To be very practical: if China decides to drink coffee and not tea the price of coffee for everybody in the world will change, because of the impact of Chinese consumption worldwide. De facto, everybody in the world will pay the price for Chinese to have coffee. This happens with all the large economies and it is fine.
However, the process to decide on coffee, unlike in America, Japan or Germany, in China is totally opaque, secretive. Therefore, nobody out of China and out of a small circle of Chinese decision makers, can prepare and argue against the Chinese having coffee. Moreover, some in the know about coffee and China will have an immense competitive advantage over the rest of the world.
In America or in the UK, for example, this doesn’t happen. The process to decide on a new law on compulsory coffee goes through open debates, vote in parliament. All along the process people can voice their concern and although not American or British, Italians can push with articles and meetings in one direction or another. All of this also makes more difficult for people to have an unfair competitive advantage over the decision to drink coffee, because news on coffee are open to everybody.
Perhaps, many of the present problems of China’s economy now (misallocation of resources, waste of credit, corruption et cetera) stem just from having this cryptic system. Therefore, by adopting a more open society China would benefit.
Certainly, the present Chinese system is potentially disruptive for everybody. The Chinese of course know of it.
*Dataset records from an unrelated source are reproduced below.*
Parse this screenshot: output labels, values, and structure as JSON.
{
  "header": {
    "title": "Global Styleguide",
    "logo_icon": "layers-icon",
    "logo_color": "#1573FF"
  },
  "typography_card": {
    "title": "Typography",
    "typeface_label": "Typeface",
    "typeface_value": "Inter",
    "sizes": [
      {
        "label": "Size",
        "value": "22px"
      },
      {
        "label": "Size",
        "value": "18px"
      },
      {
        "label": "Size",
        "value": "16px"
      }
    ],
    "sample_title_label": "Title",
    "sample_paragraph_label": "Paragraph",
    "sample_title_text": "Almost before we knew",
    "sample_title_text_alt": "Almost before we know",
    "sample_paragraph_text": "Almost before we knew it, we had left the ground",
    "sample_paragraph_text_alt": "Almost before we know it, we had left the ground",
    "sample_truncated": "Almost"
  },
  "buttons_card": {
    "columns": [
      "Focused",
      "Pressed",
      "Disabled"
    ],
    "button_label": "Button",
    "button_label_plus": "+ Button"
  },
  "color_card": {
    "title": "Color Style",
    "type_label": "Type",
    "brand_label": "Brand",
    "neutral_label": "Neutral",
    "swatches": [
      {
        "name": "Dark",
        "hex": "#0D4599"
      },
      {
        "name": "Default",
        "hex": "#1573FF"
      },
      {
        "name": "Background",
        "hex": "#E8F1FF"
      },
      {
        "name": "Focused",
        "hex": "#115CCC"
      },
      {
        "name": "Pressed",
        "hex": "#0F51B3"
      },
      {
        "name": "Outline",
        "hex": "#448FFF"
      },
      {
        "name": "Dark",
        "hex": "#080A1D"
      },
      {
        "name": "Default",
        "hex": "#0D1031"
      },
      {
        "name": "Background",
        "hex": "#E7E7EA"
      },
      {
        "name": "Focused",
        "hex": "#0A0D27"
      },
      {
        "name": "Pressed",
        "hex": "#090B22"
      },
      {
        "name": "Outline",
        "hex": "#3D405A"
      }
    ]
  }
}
But also, naturally, this more open society would bring about other problems for China and its politics, and this why China is stuck now.
Secretive political economy
If all countries had a secretive political economy it would be fine. If opaque China is dealing with other countries which are more liberal, this creates an objective political-economic imbalance. You play with your cards flashed on the table, I play with my cards close to the vest, how can be a fair game?
The fact that this crude element about market transparency gets clouded out of China with all sorts of other arguments (fear of rising China, military competition, ideological enmity et cetera) perhaps also helps to confuse the central element. Other elements may be true or not, but the central issue maybe is worth isolating.
New bold ideas requested
Then, there are necessities for China. China needs development, and this is fair and right. But this development can’t and shouldn’t create havoc for anybody else.
And there is the issue – proven by the fact that US President Donald Trump turned his back on many American agreements – that the order the US imposed after World War II and especially after the end of the Cold War doesn’t work anymore.
Perhaps a lot of the present uncertainties and confusion come from these two elements: China doesn’t know how to develop out of the flawed pattern of the past 40 years, and the US realizes that the old ways to lead the world don’t work, but it doesn’t really know how it should reform.
President Trump suggests, apparently, going for bilateral agreements. However, perhaps these would not be an improvement: they could create a bigger mess, thwarting global trade into hundreds if not thousands of particular agreements that make life impossible for everybody but commercial lawyers.
Then, without new bold ideas, we all face disaster.